Hetzel was not aware of a process by which the foundation could have gone to the state to petition for the use of the land. And because TxDOT isn’t seeking to sell the land, only lease it, the agency doesn’t have to request competitive bids for use of its right-of-way. That’s where those in opposition aim their criticism.

“A transportation authority rewarding public land to a private developer having nothing to do with transportation prior to any strategic, long-term plans being finalized lacks prudence and raises serious questions,” read a statement from the Coalition for a New Dallas. “And now the City Council is essentially being directed to comply with this. Thankfully, this is a new City Council that was elected with a mandate to clean up the way Dallas does business. Council now has an opportunity to show strong leadership and ethics by not allowing this MUA to be amended as proposed.”

Rogers, the city’s transportation director, says he’s trying to move on these projects quickly. The city’s projected post-COVID shortfall is already $33 million. Sales tax revenue is expected to fall off a cliff. There is uncertainty about federal and state dollars for big projects.

Small wins, like getting approval for all of Carpenter Park and control of the space along Martin Luther King Jr. Boulevard, would put the city in a position to execute quickly, he says. Letting the future of I-345 govern the space beneath it now would put the city at risk of missing out on these opportunities, he adds, especially considering those projects in South Dallas are already moving. Currently, I-345 is undergoing what’s known as a feasibility study and will still need engineering plans for whatever it determines. To Rogers, the city’s safest bet is to include exit clauses for anything that could conflict with the future of the highway and get to work. He says I-345 still has no state dollars allocated to its future, and the monetary hit from COVID-19 could push that project back even further.

“We have these items that are right before us today,” he says. “The funds for 345 could be a little ways down the road. If there are opportunities to do things in the meantime, we should do them. But they should have a caveat they can all go based on the engineering.”

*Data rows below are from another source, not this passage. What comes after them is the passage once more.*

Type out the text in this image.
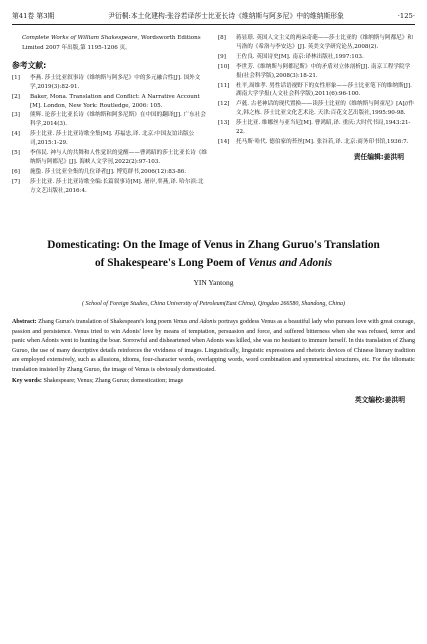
第41卷 第3期	尹衍桐:本土化建构:张谷若译莎士比亚长诗《维纳斯与阿多尼》中的维纳斯形象	·125·
Complete Works of William Shakespeare, Wordsworth Editions
Limited 2007 年出版,第 1195-1206 页。
参考文献:
[1]	李燕. 莎士比亚叙事诗《维纳斯与阿多尼》中的多元融合性[J]. 国外文学,2019(3):82-91.
[2]	Baker, Mona. Translation and Conflict: A Narrative Account [M]. London, New York: Routledge, 2006: 105.
[3]	熊辉. 论莎士比亚长诗《维纳斯和阿多尼斯》在中国的翻译[J]. 广东社会科学,2014(3).
[4]	莎士比亚. 莎士比亚诗歌全集[M]. 苏福忠,译. 北京:中国友谊出版公司,2015:1-29.
[5]	李伟民. 神与人的共舞和人性觉识的觉醒——曹鸿昭的莎士比亚长诗《维纳斯与阿都尼》[J]. 海峡人文学刊,2022(2):97-103.
[6]	施蛰. 莎士比亚全集的几位译者[J]. 博览群书,2006(12):83-86.
[7]	莎士比亚. 莎士比亚诗歌全编:长篇叙事诗[M]. 屠岸,辜燕,译. 哈尔滨:北方文艺出版社,2016:4.
[8]	蒋显璟. 英国人文主义的两朵奇葩——莎士比亚的《维纳斯与阿都尼》和马洛的《希洛与李安达》[J]. 英美文学研究论丛,2008(2).
[9]	王佐良. 英国诗史[M]. 南京:译林出版社,1997:103.
[10]	李世芳.《维纳斯与阿都尼斯》中的矛盾对立体剖析[J]. 南京工程学院学报(社会科学版),2008(3):18-21.
[11]	杜平,周维孝. 男性话语视野下的女性形象——莎士比亚笔下的维纳斯[J]. 湖南大学学报(人文社会科学版),2011(6):96-100.
[12]	卢蕤. 古老神话的现代置换——读莎士比亚的《维纳斯与阿童尼》[A]//作文,韩之栋. 莎士比亚文化艺术论. 天津:百花文艺出版社,1995:90-98.
[13]	莎士比亚. 维娜丝与亚当尼[M]. 曹鸿昭,译. 重庆:大时代书局,1943:21-22.
[14]	托马斯·哈代. 德伯家的苔丝[M]. 张谷若,译. 北京:商务印书馆,1936:7.
责任编辑:姜洪明
Domesticating: On the Image of Venus in Zhang Guruo's Translation
of Shakespeare's Long Poem of Venus and Adonis
YIN Yantong
( School of Foreign Studies, China University of Petroleum(East China), Qingdao 266580, Shandong, China)
Abstract: Zhang Guruo's translation of Shakespeare's long poem Venus and Adonis portrays goddess Venus as a beautiful lady who pursues love with great courage, passion and persistence. Venus tried to win Adonis' love by means of temptation, persuasion and force, and suffered bitterness when she was refused, terror and panic when Adonis went to hunting the boar. Sorrowful and disheartened when Adonis was killed, she was no hesitant to immure herself. In this translation of Zhang Guruo, the use of many descriptive details reinforces the vividness of images. Linguistically, linguistic expressions and rhetoric devices of Chinese literary tradition are employed extensively, such as allusions, idioms, four-character words, overlapping words, word combination and symmetrical structures, etc. For the idiomatic translation insisted by Zhang Guruo, the image of Venus is obviously domesticated.
Key words: Shakespeare; Venus; Zhang Guruo; domestication; image
英文编校:姜洪明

We know state Sen. Royce West is against the removal of I-345. As for his son? “I am in support of tearing down 345 as long as the people in South Dallas, as well as the southern sector of Dallas, are not disproportionately affected by it,” Roddrick says. “I have brothers and friends who live in South Dallas … who work up north. They take 345 all the time, and it’s already a hard commute for them. I’m trying to imagine 345 being gone and what that would do to the commute and them dreading the prospect of that.”

The council committee has plenty to unpack next week. It is a question of land use more than anything, of whether the city believes the space under a freeway that could be torn down or buried is an appropriate home for this private development. And Roddrick West will have to escape his last name.